16.2 Entropy  (Page 5/8)

In [link] all possible distributions and microstates are shown for four different particles shared between two boxes. Determine the entropy change, Δ S , if the particles are initially evenly distributed between the two boxes, but upon redistribution all end up in Box (b).

In [link] all of the possible distributions and microstates are shown for four different particles shared between two boxes. Determine the entropy change, Δ S , for the system when it is converted from distribution (b) to distribution (d).

How does the process described in the previous item relate to the system shown in [link] ?

Consider a system similar to the one in [link] , except that it contains six particles instead of four. What is the probability of having all the particles in only one of the two boxes in the case? Compare this with the similar probability for the system of four particles that we have derived to be equal to $\frac{1}{8}.$ What does this comparison tell us about even larger systems?

Consider the system shown in [link] . What is the change in entropy for the process where the energy is initially associated only with particle A, but in the final state the energy is distributed between two different particles?

Consider the system shown in [link] . What is the change in entropy for the process where the energy is initially associated with particles A and B, and the energy is distributed between two particles in different boxes (one in A-B, the other in C-D)?
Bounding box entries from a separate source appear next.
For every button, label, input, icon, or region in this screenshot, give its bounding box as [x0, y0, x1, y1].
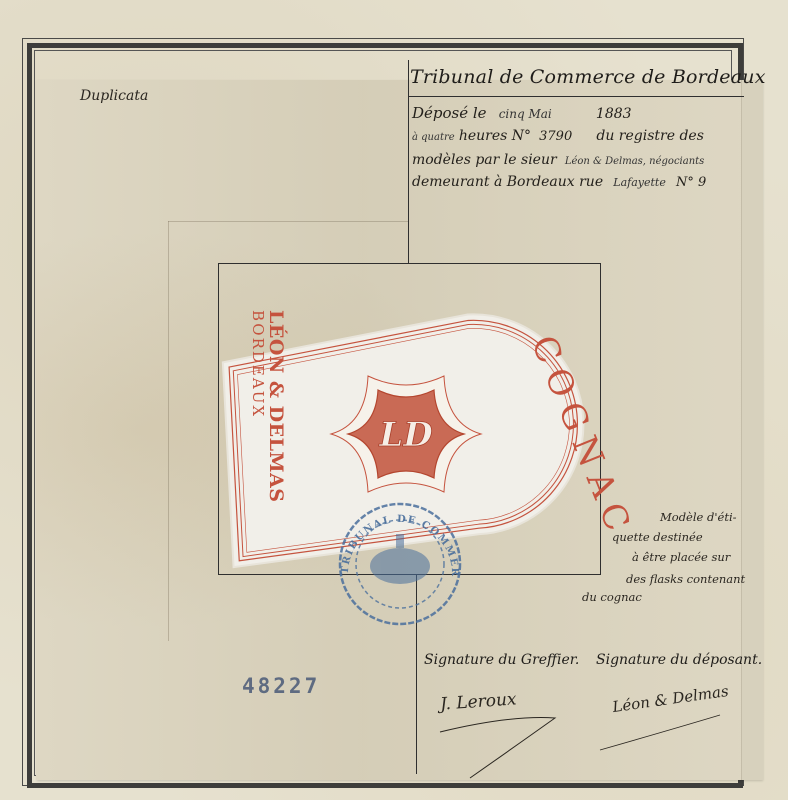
- margin-note-line: du cognac: [582, 590, 642, 604]
- register-number: 3790: [539, 129, 572, 144]
- sheet-edge: [741, 80, 763, 780]
- street-name: Lafayette: [613, 176, 666, 189]
- duplicata-annotation: Duplicata: [80, 88, 148, 104]
- guide-line: [168, 221, 169, 641]
- label-city: BORDEAUX: [249, 310, 267, 418]
- margin-note-line: quette destinée: [612, 530, 703, 544]
- printed-text: demeurant à Bordeaux rue: [412, 174, 603, 190]
- printed-text: modèles par le sieur: [412, 152, 557, 168]
- deposit-line-2: à quatre heures N° 3790 du registre des: [412, 128, 704, 144]
- deposit-line-4: demeurant à Bordeaux rue Lafayette N° 9: [412, 174, 706, 190]
- serial-number-stamp: 48227: [242, 674, 320, 698]
- depositor-name: Léon & Delmas, négociants: [565, 156, 704, 167]
- handwritten-date: cinq Mai: [499, 107, 552, 121]
- deposant-signature-label: Signature du déposant.: [596, 652, 762, 668]
- label-brand: LÉON & DELMAS: [265, 310, 287, 502]
- printed-text: N°: [676, 175, 694, 190]
- printed-text: heures N°: [459, 128, 531, 144]
- margin-note-line: des flasks contenant: [626, 572, 745, 586]
- tribunal-title: Tribunal de Commerce de Bordeaux: [410, 66, 766, 88]
- printed-text: Déposé le: [412, 104, 487, 122]
- svg-text:LD: LD: [378, 415, 433, 455]
- printed-text: du registre des: [596, 128, 704, 144]
- margin-note-line: Modèle d'éti-: [660, 510, 737, 524]
- signature-flourishes: [420, 690, 780, 780]
- deposit-year: 1883: [596, 106, 632, 122]
- handwritten-hour: à quatre: [412, 132, 455, 143]
- margin-note-line: à être placée sur: [632, 550, 730, 564]
- deposit-line-3: modèles par le sieur Léon & Delmas, négo…: [412, 152, 704, 168]
- header-divider-vertical: [408, 60, 409, 263]
- greffier-signature-label: Signature du Greffier.: [424, 652, 579, 668]
- street-number: 9: [698, 175, 706, 190]
- header-underline: [408, 96, 744, 97]
- tribunal-stamp: TRIBUNAL DE COMMERCE DE BORDEAUX: [320, 494, 480, 634]
- deposit-line-1: Déposé le cinq Mai 1883: [412, 104, 632, 122]
- guide-line: [168, 221, 408, 222]
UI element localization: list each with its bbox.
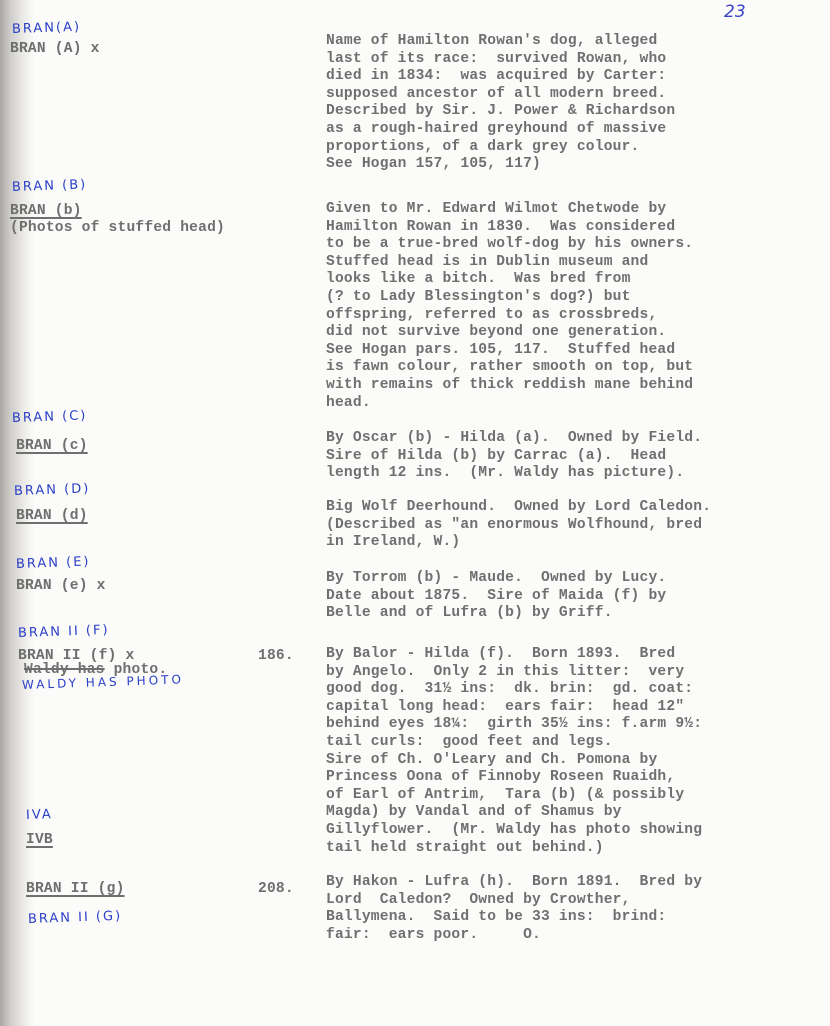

Arrange the following sets of systems in order of increasing entropy. Assume one mole of each substance and the same temperature for each member of a set.

(a) H ₂ ( g ), HBrO ₄ ( g ), HBr( g )

(b) H ₂ O( l ), H ₂ O( g ), H ₂ O( s )

(c) He( g ), Cl ₂ ( g ), P ₄ ( g )

At room temperature, the entropy of the halogens increases from I ₂ to Br ₂ to Cl ₂ . Explain.

Consider two processes: sublimation of I ₂ ( s ) and melting of I ₂ ( s ) (Note: the latter process can occur at the same temperature but somewhat higher pressure).

${\text{I}}_2(s)⟶{\text{I}}_2(g)$

${\text{I}}_2(s)⟶{\text{I}}_2(l)$

Is Δ S positive or negative in these processes? In which of the processes will the magnitude of the entropy change be greater?

Indicate which substance in the given pairs has the higher entropy value. Explain your choices.

(a) C ₂ H ₅ OH( l ) or C ₃ H ₇ OH( l )

(b) C ₂ H ₅ OH( l ) or C ₂ H ₅ OH( g )

(c) 2H( g ) or H( g )

Predict the sign of the entropy change for the following processes.

(a) An ice cube is warmed to near its melting point.

(b) Exhaled breath forms fog on a cold morning.

(c) Snow melts.

Predict the sign of the entropy change for the following processes. Give a reason for your prediction.

(a) ${\text{Pb}}^{\mathrm{2+}}(aq)+{\text{S}}^{\mathrm{2-}}(aq)⟶\text{PbS}(s)$

(b) $2\text{Fe}(s)+3{\text{O}}_2(g)⟶{\text{Fe}}_2{\text{O}}_3(s)$

(c) $2{\text{C}}_6{\text{H}}_{14}(l)+19{\text{O}}_2(g)⟶14{\text{H}}_2\text{O}(g)+12{\text{CO}}_2(g)$

Write the balanced chemical equation for the combustion of methane, CH ₄ ( g ), to give carbon dioxide and water vapor. Explain why it is difficult to predict whether Δ S is positive or negative for this chemical reaction.

Write the balanced chemical equation for the combustion of benzene, C ₆ H ₆ ( l ), to give carbon dioxide and water vapor. Would you expect Δ S to be positive or negative in this process?